Why doesn't fish fall within the meat prohibition? Some say it's the shedding of animal blood during Lent that's really the issue and, in particular, the blood of warm blooded animals, which tends to arouse the passions; that's not so much of a problem with fish apparently, which are as cold blooded as they come. Others think that meat was prohibited during Lent because it was historically a sign of wealth and power and its removal from the diet was a true deprivation; again, not historically the case with fish.
Sardines, salt cod, herring and eel are typical of Cuaresma. So are stews of chickpeas and beans. The staples of fast food cuisine--bread (flour), water and oil--are also commonly used in Spanish Lenten cooking because they are viewed as "poco nutritivo" and therefore in keeping with the tradition of abstinence.
That brings us to the ushering in of Cuaresma on Ash Wednesday, which occurred in Barcelona with the Entierro de la Sardina (the Burial of the Sardine). I guess if you're going to bury something, a sardine is as good as anything else.

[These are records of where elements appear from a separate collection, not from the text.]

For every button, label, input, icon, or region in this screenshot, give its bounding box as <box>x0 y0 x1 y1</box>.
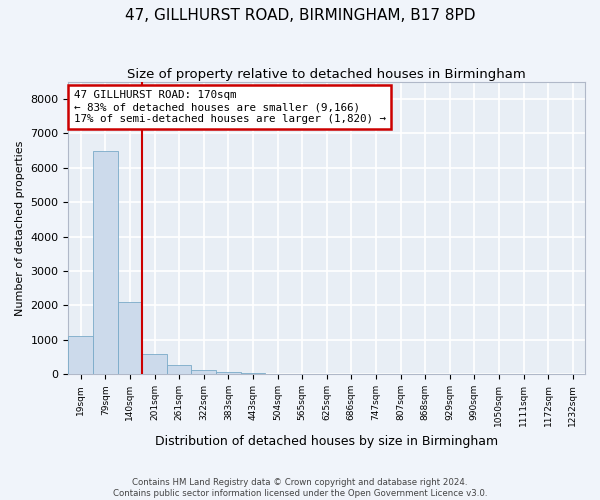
Text: 47 GILLHURST ROAD: 170sqm
← 83% of detached houses are smaller (9,166)
17% of se: 47 GILLHURST ROAD: 170sqm ← 83% of detac… <box>74 90 386 124</box>
Text: Contains HM Land Registry data © Crown copyright and database right 2024.
Contai: Contains HM Land Registry data © Crown c… <box>113 478 487 498</box>
X-axis label: Distribution of detached houses by size in Birmingham: Distribution of detached houses by size … <box>155 434 498 448</box>
Bar <box>142 354 167 374</box>
Bar <box>93 150 118 374</box>
Bar <box>191 370 216 374</box>
Bar <box>167 364 191 374</box>
Bar <box>216 372 241 374</box>
Bar <box>118 302 142 374</box>
Title: Size of property relative to detached houses in Birmingham: Size of property relative to detached ho… <box>127 68 526 80</box>
Bar <box>241 373 265 374</box>
Y-axis label: Number of detached properties: Number of detached properties <box>15 140 25 316</box>
Bar <box>68 336 93 374</box>
Text: 47, GILLHURST ROAD, BIRMINGHAM, B17 8PD: 47, GILLHURST ROAD, BIRMINGHAM, B17 8PD <box>125 8 475 22</box>
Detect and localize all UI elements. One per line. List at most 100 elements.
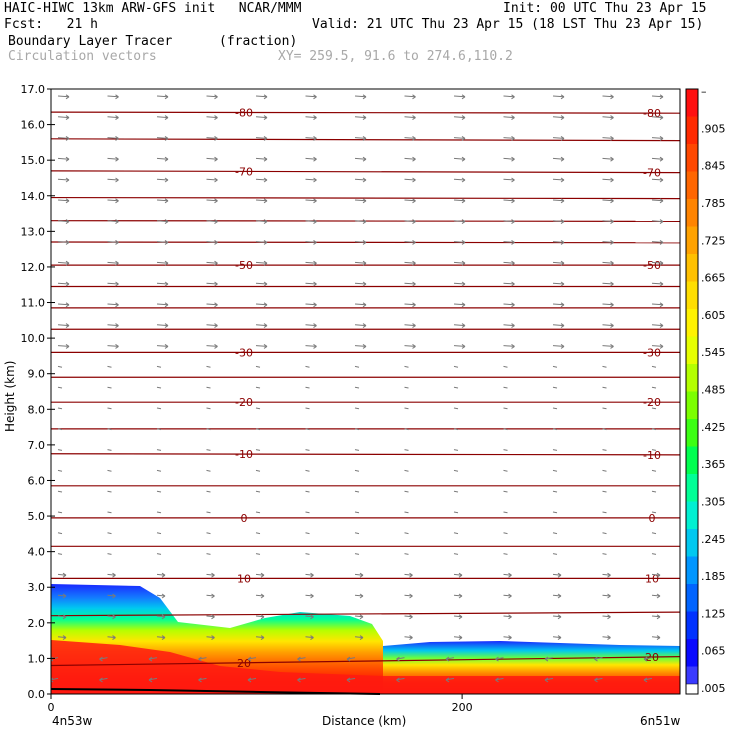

The burial, I must divulge, was not as much a burial as a cremation, which this year took place before a couple of hundred spectators in Parc Clot, where I dutifully took myself a few weeks ago.
As legend has it, the tradition of the burial of the sardine goes back to the 19th century when Carlos III allegedly ordered the burial of a shipload of spoiled sardines on the eve of Lent. The burial acted out today recalls this event and symbolizes the letting go of all vices in anticipation of the traditional religious period of spiritual cleansing.
In modern day Barcelona, the burial is accompanied by a parade celebrating the end of Carnaval and the beginning of Cuaresma. La Hijastra de Cuaresma (the stepdaughter of Lent, pictured above), an emaciated hag whose seven legs symbolize the seven weeks of Lent, carries with her seven sardines reminding spectators of the Lenten diet. In case that doesn't bring the message home, the seven stooges that accompany her menace innocent bystanders with raw sardines. (A related aspect of Spanish Lenten tradition, by the way, is the hanging of a cardboard Hijastra de Cuaresma in the kitchen and the cutting off of one of her seven legs on each Sunday of Lent to mark the passing of the time of deprivation.)
La Hijastra de Cuaresma and her seven companions vanquish the seven days of Carnaval and send the Carnaval king (King Carnestoltes) off to be buried along with the sardine following the reading of Carnestoltes' will by his weeping widow. This is all very dramatic and really gets the crowd going, as does the samba over to the sardine's funeral pyre.
The whole spectacle is finished off with a sardinada (a sardine grill up), for which eager Barcelonites line up for hours. This isn't as much an indicator of popularity as it is a side effect of the 2 hour tardy start of the sardine cremation; así es la vida en España, Cuaresma or no Cuaresma.